Video
Evan J. Lipson, MD: The MSLT-II data have been practice changing for multidisciplinary teams, surgery in particular. It used to be that patients with a positive sentinel lymph node in the setting of melanoma would almost invariably go on to a completion lymph node dissection, or at least completion lymph node dissection was the standard of care. The results from the MSLT-II study, of course, demonstrated that there was not an overall survival benefit to doing that. The practice with patients now is that those with a positive sentinel node are oftentimes done with surgery unless there’s a compelling reason to continue with a lymphadenectomy. Those patients, after a positive sentinel node has been found, are oftentimes transferred over to the care of a medical oncologist for the consideration of adjuvant medical therapy.
Brian Gastman, MD: MSLT-II and the ECOG study are in an area of strong interest to me, not just because I am a surgeon but because I do new therapy clinical trials. I’m also interested in the studies’ ramifications. To go back a bit, part of what happened was timing. MSLT-II reported out within around 12 months of KEYNOTE-054, CheckMate 238, and COMBI-AD, which were all the adjuvant trials.
Here is the problem: MSLT-II shows that completion lymphadenectomy after a positive sentinel node—we’re talking about microscopic metastatic disease by definition—did not improve survival. It did improve local-regional relapse-free survival, and that might have ramifications. In that trial, nobody had access to the modern immunotherapies, not even the modern anti-CTLA4 therapies.
Fast-forward to when all those trials were read out, within 12 months.
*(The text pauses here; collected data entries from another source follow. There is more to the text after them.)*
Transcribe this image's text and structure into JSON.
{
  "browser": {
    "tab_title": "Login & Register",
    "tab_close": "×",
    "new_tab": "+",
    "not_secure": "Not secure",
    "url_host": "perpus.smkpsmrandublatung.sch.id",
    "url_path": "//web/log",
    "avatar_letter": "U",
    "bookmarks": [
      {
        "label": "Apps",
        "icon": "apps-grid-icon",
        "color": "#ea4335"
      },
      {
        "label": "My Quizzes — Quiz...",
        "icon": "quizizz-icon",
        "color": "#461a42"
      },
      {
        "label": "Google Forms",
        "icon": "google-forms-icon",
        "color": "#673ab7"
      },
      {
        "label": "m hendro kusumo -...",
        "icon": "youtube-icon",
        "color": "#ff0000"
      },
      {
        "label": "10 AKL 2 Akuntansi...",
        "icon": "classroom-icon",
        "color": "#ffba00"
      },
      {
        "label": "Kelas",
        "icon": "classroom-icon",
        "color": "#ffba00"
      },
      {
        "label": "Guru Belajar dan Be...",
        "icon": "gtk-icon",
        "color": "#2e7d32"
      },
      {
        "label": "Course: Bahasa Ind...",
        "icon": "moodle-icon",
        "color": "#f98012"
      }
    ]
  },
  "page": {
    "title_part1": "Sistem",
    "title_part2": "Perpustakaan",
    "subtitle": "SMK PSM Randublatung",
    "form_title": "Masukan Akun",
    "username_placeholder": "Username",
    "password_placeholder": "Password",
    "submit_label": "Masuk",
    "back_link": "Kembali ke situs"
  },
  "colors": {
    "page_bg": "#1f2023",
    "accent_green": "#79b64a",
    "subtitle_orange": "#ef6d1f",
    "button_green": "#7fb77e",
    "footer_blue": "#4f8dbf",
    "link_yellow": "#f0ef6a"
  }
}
They all required, for those patients with the same scenario, completion lymphadenectomy, so neither trial intersected completely. MSLT-II didn’t have the benefit of the adjuvant therapies, but it said, “Don’t do completion lymphadenectomy.” The 3 major adjuvant trials required completion lymphadenectomy, and most people in their minds have just decided that they will give up completion lymphadenectomy.
If you look at MSLT-II carefully, you will see that there was 1 subset of patients who were head and neck melanoma patients. It is probably because they were understudies, but they were almost better off if they had a neck dissection, not to mention the fact that, when patients recur in the neck, it might be a much worse situation than if they recur elsewhere. They can injure cranial nerves and create long-term permanent functional disabilities as well as cosmetic, aesthetic, and psychosocial problems related to deformity.
The question then is this: For head and neck patients, especially because all the adjuvant data assume they had a neck dissection, we will offer some a neck dissection. We will certainly look at how much tumor burden was in the sentinel node and will make that decision. There is a trial that is percolating now in a cooperative group that may eventually get approved; we will see. We are trying to answer some of these questions, but that is pending as we speak.
For the most part, because we have so much good salvage therapy, we can still operate on the patients later, including anybody below the clavicles with a positive sentinel node regardless of how much disease was present. In fact, in MLST-II, the more disease you had in the lymph node, the less likely lymphadenectomy had any difference, and that’s likely because the cat was already out of the bag: It’s probably really stage IV disease.
We won’t do completion lymphadenectomies unless the patient was absolutely adamant about it. Above the clavicles, I would say maybe one-third of my patients will go on to get a completion lymphadenectomy because of MSLT-II and because of the ramifications of going back and salvaging the situation, if it is even salvageable, with neck dissections, parotidectomy, and so on. You are now dealing with much larger disease.